INS Vikramaditya has failed sea trials and its delivery to the Indian Navy may be again delayed by almost a year, Russian media reported citing defence and industry sources.
Seven out of the aircraft carrier’s eight steam boilers broke down when they were run at maximum power to enable the ship develop its top rated speed of 30 knots, an unnamed official of the state arms exporter Rosoboronexport told the Kommersant daily.
The official explained that the firebrick insulation of the boilers crumbled under impact of high temperatures.
Sources in the shipbuilding industry told the Kommersant that the boilers will have to be removed for inspection or replacement through cuts to be made in the Vikramaditya’s hull. Replacing the boilers will cost Russian shipbuilders more than one billion roubles (over $30 million), the sources said.
The propulsion system failure will push back the ship’s delivery from December this year to October next year “at the earliest,” according to Russian sources, as repairs can only start next spring because of harsh winter conditions in the Arctic seaport of Severodvinsk, where the ship has been retrofitted.
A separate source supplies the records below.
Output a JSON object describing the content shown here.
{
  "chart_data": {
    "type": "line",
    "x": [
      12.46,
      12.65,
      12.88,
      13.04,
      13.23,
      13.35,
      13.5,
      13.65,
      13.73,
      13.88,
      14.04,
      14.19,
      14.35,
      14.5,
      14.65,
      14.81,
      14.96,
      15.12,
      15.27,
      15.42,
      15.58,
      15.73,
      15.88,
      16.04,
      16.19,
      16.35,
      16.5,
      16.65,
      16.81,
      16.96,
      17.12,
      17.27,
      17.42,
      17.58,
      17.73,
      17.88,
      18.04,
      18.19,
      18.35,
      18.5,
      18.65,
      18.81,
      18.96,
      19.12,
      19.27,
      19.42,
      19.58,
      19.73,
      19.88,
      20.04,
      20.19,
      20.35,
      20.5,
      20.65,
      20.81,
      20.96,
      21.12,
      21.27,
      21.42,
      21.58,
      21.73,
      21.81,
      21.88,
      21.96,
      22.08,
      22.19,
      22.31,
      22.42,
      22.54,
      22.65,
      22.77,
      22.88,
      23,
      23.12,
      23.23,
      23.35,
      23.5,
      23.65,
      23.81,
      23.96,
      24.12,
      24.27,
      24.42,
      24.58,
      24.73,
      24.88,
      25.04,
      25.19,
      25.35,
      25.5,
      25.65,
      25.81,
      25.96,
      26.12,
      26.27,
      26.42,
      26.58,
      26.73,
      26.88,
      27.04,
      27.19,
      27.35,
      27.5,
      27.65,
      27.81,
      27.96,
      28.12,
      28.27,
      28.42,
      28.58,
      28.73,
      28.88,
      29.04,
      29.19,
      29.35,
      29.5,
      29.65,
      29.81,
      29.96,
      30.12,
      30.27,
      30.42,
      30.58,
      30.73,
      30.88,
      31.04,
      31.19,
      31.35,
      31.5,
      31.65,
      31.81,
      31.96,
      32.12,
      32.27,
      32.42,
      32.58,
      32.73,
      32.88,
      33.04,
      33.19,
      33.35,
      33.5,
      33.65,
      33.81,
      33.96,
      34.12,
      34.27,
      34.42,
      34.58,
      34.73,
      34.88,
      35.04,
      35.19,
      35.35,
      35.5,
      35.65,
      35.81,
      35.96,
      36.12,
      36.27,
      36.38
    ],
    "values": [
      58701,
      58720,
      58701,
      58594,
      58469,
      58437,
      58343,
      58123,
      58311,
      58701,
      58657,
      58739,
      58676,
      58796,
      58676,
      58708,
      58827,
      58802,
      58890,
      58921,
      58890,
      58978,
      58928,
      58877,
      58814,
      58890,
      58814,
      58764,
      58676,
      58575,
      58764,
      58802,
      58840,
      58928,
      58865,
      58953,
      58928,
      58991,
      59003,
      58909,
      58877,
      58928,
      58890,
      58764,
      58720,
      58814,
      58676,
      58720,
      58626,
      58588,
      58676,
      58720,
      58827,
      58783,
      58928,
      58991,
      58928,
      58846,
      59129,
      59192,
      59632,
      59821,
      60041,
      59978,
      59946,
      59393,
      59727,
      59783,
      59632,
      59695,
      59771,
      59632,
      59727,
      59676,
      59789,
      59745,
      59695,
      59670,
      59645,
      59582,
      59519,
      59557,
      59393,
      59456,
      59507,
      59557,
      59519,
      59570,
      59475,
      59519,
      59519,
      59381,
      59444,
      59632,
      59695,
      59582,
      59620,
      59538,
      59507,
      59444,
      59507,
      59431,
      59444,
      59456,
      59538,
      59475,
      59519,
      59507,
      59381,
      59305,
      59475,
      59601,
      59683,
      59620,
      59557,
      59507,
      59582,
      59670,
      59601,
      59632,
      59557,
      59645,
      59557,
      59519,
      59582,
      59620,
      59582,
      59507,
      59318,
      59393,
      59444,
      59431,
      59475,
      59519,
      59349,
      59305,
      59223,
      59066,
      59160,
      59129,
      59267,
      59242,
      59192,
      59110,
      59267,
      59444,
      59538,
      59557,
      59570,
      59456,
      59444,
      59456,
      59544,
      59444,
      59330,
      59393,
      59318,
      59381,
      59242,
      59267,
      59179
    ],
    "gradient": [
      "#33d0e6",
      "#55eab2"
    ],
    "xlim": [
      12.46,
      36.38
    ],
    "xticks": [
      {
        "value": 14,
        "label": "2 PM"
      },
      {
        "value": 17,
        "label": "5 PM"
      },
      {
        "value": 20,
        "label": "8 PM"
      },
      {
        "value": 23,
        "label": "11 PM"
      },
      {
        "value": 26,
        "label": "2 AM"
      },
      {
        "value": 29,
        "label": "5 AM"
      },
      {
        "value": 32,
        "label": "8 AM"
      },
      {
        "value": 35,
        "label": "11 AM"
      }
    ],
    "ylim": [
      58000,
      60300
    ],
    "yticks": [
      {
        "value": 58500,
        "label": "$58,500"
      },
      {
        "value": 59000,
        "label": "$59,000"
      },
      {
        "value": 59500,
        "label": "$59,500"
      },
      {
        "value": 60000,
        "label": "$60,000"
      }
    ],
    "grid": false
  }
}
However, a designer of the boilers rubbished the report. He said the repairs would take three-four months because was no need either to replace the boilers or to take them out.
“All that needs to be done is to replace the firebricks without dismantling the boilers,” Vasily Kukin, deputy head of a specialised boiler design bureau, told the Interfax wire.
The designer explained that the Indian side had objected to the use of asbestos in the insulation of the boilers because of feared health hazards and the manufacturer used other material which turned out to be sub-quality.
The mishap comes as is a major embarrassment for President Vladimir Putin as he prepares to pay an official visit to India next month.
Under the 2004 original contract for the remodelling of the heavy aviation cruiser Admiral Gorshkov into a light aircraft carrier the Vikramaditya was to be handed over to the Indian Navy in 2008, but the delivery has been delayed as the vessel’s conditions turned out to be much worse than expected and the cost of refurbishment escalated from just over $600 million to more than $2 billion.